Team McCormick Expects to Defeat Oz in Pennsylvania Recount Battle

David McCormick, a Republican candidate for U.S. Senate in Pennsylvania, speaks during a campaign stop in Lititz, Friday, May 13, 2022. (AP Photo/Matt Rourke)
AP Photo/Matt Rourke

Republican operative David Urban anticipates businessman David McCormick will pull ahead of Dr. Mehmet Oz in the coming days in the Pennsylvania GOP Senate primary, and that McCormick would survive the likely recount.

Urban, who has spent more than 20 years in Pennsylvania politics and is working for McCormick, discussed his expectations during an interview on SiriusXM’s Breitbart News Saturday.

“I would say … when all of these ballots that were cast are counted, McCormick will be ahead, as we head into the recount, when they’re all counted,” Urban said. “Now, again, that’s going to be a couple days here, but they’ll be done this coming week is my suspicion.”


Urban spoke as up to thousands of mail-in ballots appear to remain uncounted from Tuesday’s marquee race, and as Oz holds a lead of 1,078 votes out of more than 1.3 million cast as of Saturday.

Grasping how many mail-in ballots are outstanding has proven tedious as the Pennsylvania Department of State can lag behind individual counties when recording numbers. Additionally, some county return boards — which were in the process of recording mail-in ballots that had been postmarked by election day — were working Wednesday but then were not scheduled to reconvene until Friday. As of Friday morning, Politico reported about 8,300 mail-in ballots were left, citing the Department of State.
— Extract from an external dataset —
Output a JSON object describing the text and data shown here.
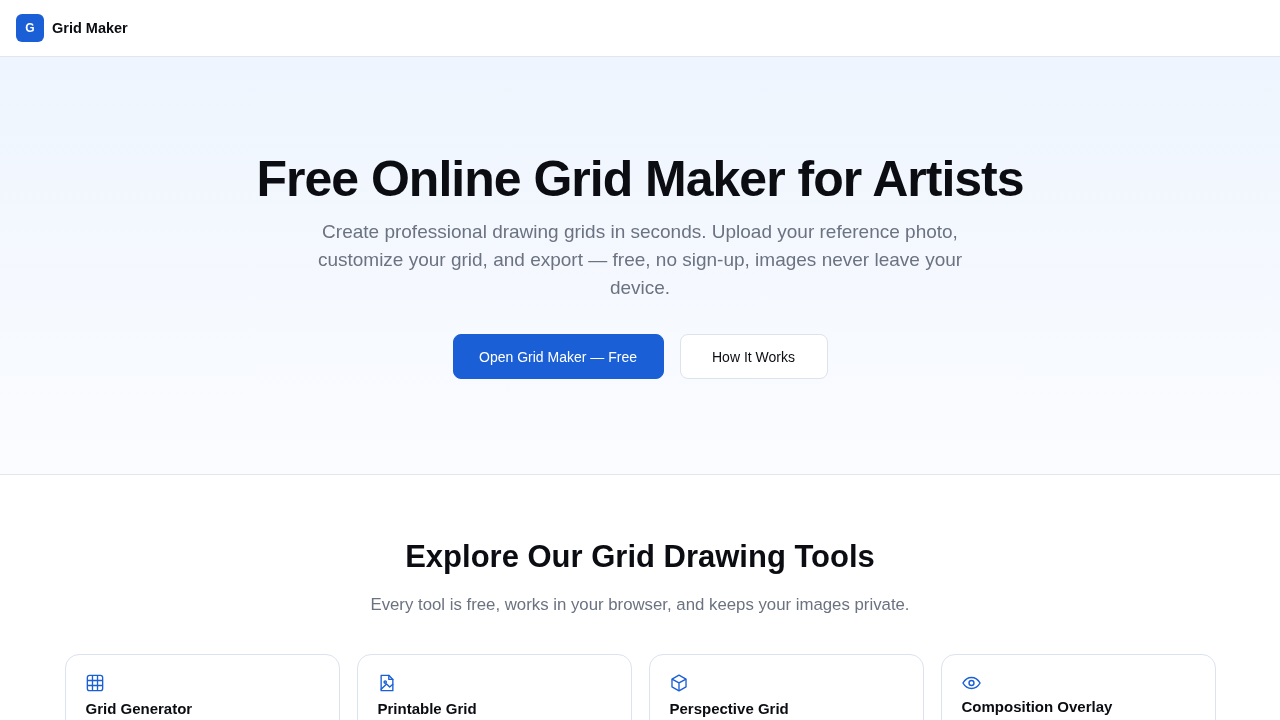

MSNBC’s Steve Kornacki corroborated that number Friday afternoon, adding that overseas and military ballots and provisional ballots were also outstanding. The state accepts military ballots through 5:00 p.m. Tuesday.

McCormick had outperformed Oz by roughly nine percent on mail-in ballots, one of the multiple factors that led a senior official with the McCormick campaign to declare on a press call Thursday that the campaign was “quite confident” McCormick would emerge as the winner of the race.

Urban said of the forthcoming results, “It’s not going to be 1,000 votes. It may be 200 votes, but we’ll be in the positive territory here in a few days is my suspicion once we get these— it could be Tuesday when we’re ahead, you know, or Oz may be ahead by 50, but it is going to be close. It’s going to be that close.”

Urban spoke on Saturday about his expectations for a recount, which is triggered if the results come within a 0.5 percent margin and no campaign has conceded. The recount would have to be completed by June 7, per state law, and a winner would likely be declared by the following day.

Urban said he met with lawyers well-versed in recounts on Friday who informed him that “there could be a swing of several hundred votes, up to a thousand votes.”

“It’s not usually— you’re not producing 10,000 votes one way or the other. … Hundreds of votes are picked up or lost on on these recounts. And so, because this race is so close, that recount is going to matter because it’s going to be material. You’re going to be down here where Oz may be up or Dave McCormick may be up by 100 or 200 votes, and the recount is going to strike or add a few hundred votes, and then you’re going to have a conclusion, and at the end of the day, I remain confident that Dave McCormick will will end up on top and be the next U.S. senator for Pennsylvania, not just the Republican nominee, but the next U.S. senator.”

Republican candidate for U.S. Senate in Pennsylvania, Dave McCormick and his wife Dina Powell greet supporters as they arrive for his returns watch party in the Pennsylvania primary election, Tuesday, May 17, 2022, in Pittsburgh. (AP Photo/Keith Srakocic)

Republican Senate candidate Dave McCormick and his wife, Dina Powell, greet supporters as they arrive for his returns watch party in the Pennsylvania primary, Tuesday, May 17, 2022, in Pittsburgh. (AP Photo/Keith Srakocic)

The Associated Press declared on Friday that the primary was too close to call regardless of the remaining ballots that trickle in and that the outlet would not declare a winner until after the expected recount.

It noted that between the two campaigns, hundreds of lawyers have been dispatched across the state as every last ballot becomes critical and as a recount looms.

Controversy about ballot counting was minimal until Friday, when a court determined that mail-in ballots that came in undated envelopes should be counted for a case about Lehigh County’s 2020 election ballots.

McCormick’s campaign quickly argued this decision should take effect immediately and impact the Senate primary contest, while Oz, who has so far been at a disadvantage on mail-in ballots, disagreed.

Oz released a statement Saturday saying, “It is becoming obvious” that McCormick “is likely going to come up short” and that his argument that officials count the Senate primary’s rejected undated ballots “is following the Democrats’ playbook.”